Il venait de sortir d’une relation de 15 ans
Sa femme avait foutu le camp
Sans même crier gare
Elle avait perdu tout espoir
Et pris la poudre d’escampette
Le laissant avec un goût de défaite
Il se trouva désemparé
Rien n’aurait pu présager un tel rejet
Tant d’amour donné
Pour finir lâchement esseulé
Il tenait le monde entier responsable
De cet abandon impardonnable
Il n’avait pas encore d’enfant
Croyant qu’ils arriveraient avec le temps
Son travail le maintenait à flot
Mais il le voyait comme un fardeau
Il ne trouvait plus de sens à sa vie
Ne pouvant la partager avec autrui
Les pensées macabres allongeaient ses nuits
Il vivait d’épuisantes insomnies
Après avoir infiniment tournoyé dans son lit
Il tenta d’apaiser son esprit
Il se leva d’un bond,
Attrapant avec nonchalance son veston
Il se laissa guider par ses pas
Sans plus savoir ce qu’il cherchait dans l’agora
Tout lui semblait morose
Les ruelles noires comme les briques roses
Pas âme qui vive à des kilomètres,
Au moins, personne ne jugerait son être
Son regard tomba sur une ombre
Se détachant voluptueusement dans la lumière sombre
Il la vit avancer en sa direction
Qui osait déranger son intime affliction ?
Son cœur commença à s’emballer
Il faillit déguerpir à grandes enjambées
Mais la gracieuse biche arriva vite à son museau
Parfum ambré et talons hauts
Elle lui demanda sans attendre
« Que cherches-tu ici, mon cher et tendre ? »
Il lui répondit sans réfléchir :
« J’essaie d’arrêter de souffrir »
« Pourquoi ta peine est si grande ? »
« Je suis victime d’un monde qui me transcende »
Il se livra sans détour à l’inconnue
Dans une litanie immature et continue
Elle coupa doucement la parole du cador :
« Crois-tu donc être irresponsable de ton sort ? »
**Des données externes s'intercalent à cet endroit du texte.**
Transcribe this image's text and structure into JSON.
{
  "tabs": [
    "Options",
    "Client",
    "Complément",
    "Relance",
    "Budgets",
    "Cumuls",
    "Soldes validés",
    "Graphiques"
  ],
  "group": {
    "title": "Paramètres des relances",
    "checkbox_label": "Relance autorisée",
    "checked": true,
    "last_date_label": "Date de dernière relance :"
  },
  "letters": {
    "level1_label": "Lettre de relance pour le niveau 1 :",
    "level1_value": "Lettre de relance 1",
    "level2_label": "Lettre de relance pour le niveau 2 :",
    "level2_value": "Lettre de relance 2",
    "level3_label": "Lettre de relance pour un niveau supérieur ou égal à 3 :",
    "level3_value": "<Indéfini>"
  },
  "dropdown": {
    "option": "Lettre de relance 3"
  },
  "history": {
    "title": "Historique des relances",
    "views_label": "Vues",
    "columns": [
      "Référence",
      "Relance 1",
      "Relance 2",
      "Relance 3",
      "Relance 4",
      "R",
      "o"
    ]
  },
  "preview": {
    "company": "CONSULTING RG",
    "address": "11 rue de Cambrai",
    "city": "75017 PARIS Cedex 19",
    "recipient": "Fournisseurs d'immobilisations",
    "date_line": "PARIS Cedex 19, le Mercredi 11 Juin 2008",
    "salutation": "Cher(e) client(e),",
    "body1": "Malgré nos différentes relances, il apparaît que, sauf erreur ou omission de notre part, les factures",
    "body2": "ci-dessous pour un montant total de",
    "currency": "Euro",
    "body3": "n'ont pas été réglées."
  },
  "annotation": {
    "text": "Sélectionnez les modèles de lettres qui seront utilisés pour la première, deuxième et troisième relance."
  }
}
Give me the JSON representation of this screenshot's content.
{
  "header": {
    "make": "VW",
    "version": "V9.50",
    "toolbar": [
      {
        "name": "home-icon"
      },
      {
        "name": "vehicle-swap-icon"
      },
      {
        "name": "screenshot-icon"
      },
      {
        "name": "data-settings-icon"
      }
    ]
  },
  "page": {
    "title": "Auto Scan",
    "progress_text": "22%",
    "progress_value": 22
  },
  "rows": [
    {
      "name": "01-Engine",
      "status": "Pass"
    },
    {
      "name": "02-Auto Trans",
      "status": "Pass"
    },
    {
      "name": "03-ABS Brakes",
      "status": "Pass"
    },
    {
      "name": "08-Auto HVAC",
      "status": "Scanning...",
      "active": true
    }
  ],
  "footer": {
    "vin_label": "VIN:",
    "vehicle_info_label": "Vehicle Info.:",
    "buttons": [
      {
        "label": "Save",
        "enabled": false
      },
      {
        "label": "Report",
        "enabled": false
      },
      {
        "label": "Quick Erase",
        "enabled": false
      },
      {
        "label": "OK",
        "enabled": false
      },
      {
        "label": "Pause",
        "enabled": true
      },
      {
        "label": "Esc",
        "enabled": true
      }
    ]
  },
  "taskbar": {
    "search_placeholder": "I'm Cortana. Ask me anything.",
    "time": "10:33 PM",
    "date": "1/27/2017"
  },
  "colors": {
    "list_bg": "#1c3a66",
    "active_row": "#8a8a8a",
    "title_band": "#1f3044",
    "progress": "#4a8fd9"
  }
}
Il fit la moue sans broncher
Le visage discrètement enténébré
Il avait envie de mourir
Il ne décrocherait plus un sourire
Elle sentit son aigreur
Le sortit de sa torpeur
« Peu importe les épreuves difficiles que tu vis
Rien n’est jamais définitivement établi
Car rien n’est immuable ici-bas
Chaque expérience se transforme à grands pas
Tout passe, dans notre existence
Qu’il s’agisse de la joie ou de la souffrance. »
Elle lui fit promettre deux choses
Réfléchir à ce qui l’avait mené à une telle névrose
Sans accabler le monde de son malheur
Peser le poids de ses propres erreurs
Comprendre qu’il jouait un rôle
Dont seul lui pouvait prendre le contrôle
Puis, accepter d’en parler,
Au risque de se faire critiquer
Puiser de l’aide auprès de ses alliés
Leur demander surtout leur honnêteté
Arrêter d’attendre d’autrui
De le materner ou d’éviter les conflits
Il rentra chez lui, déboussolé
Et entama une réflexion sur son passé
Il s’avoua être en dépression
Depuis un temps infiniment long
Et avoir été invivable,
Dans les périodes de doutes insoutenables
Il comprit sa bien aimée
De ne pas avoir pu rester
Les années l’avaient transformé
En un gros ours mal léché
Il commença aussi
À accepter la franchise de ses amis
Après de longs mois indécis,
Il reprit progressivement goût à la vie
À force de se répéter la sentence
« Tout passe, même la tristesse intense »
Il se réconcilia avec l’absence d’éternité
Sa perdition n’était ni fatalité, ni finalité
Au détour d’une randonnée
Le regard ouvert sur l’altérité
Et prêt à escalader des montagnes
Il rencontra sa nouvelle compagne
Colorant un monde artificiel
D’affables arcs-en-ciel
Le pas dansant, il retourna
Dans la ruelle de Sacha
Il était reconnaissant et satisfait
De l’aide qu’elle lui avait prodigué
Heureux de voir son profil apparaître
Il s’approcha doucettement de son être
« Je voulais te remercier,
Tes paroles m’ont à jamais changé »
Elle lui sourit, sans un bruit
Le cœur chaleureusement épanoui
Il lui confia que grâce à elle
Il se sentait pousser des ailes
« Et qu’as-tu appris, de cette histoire ? »
« Qu’il existe une lumière, même dans le noir. »
« C’est une très bonne nouvelle.
Mais tu sembles oublier un élément essentiel. »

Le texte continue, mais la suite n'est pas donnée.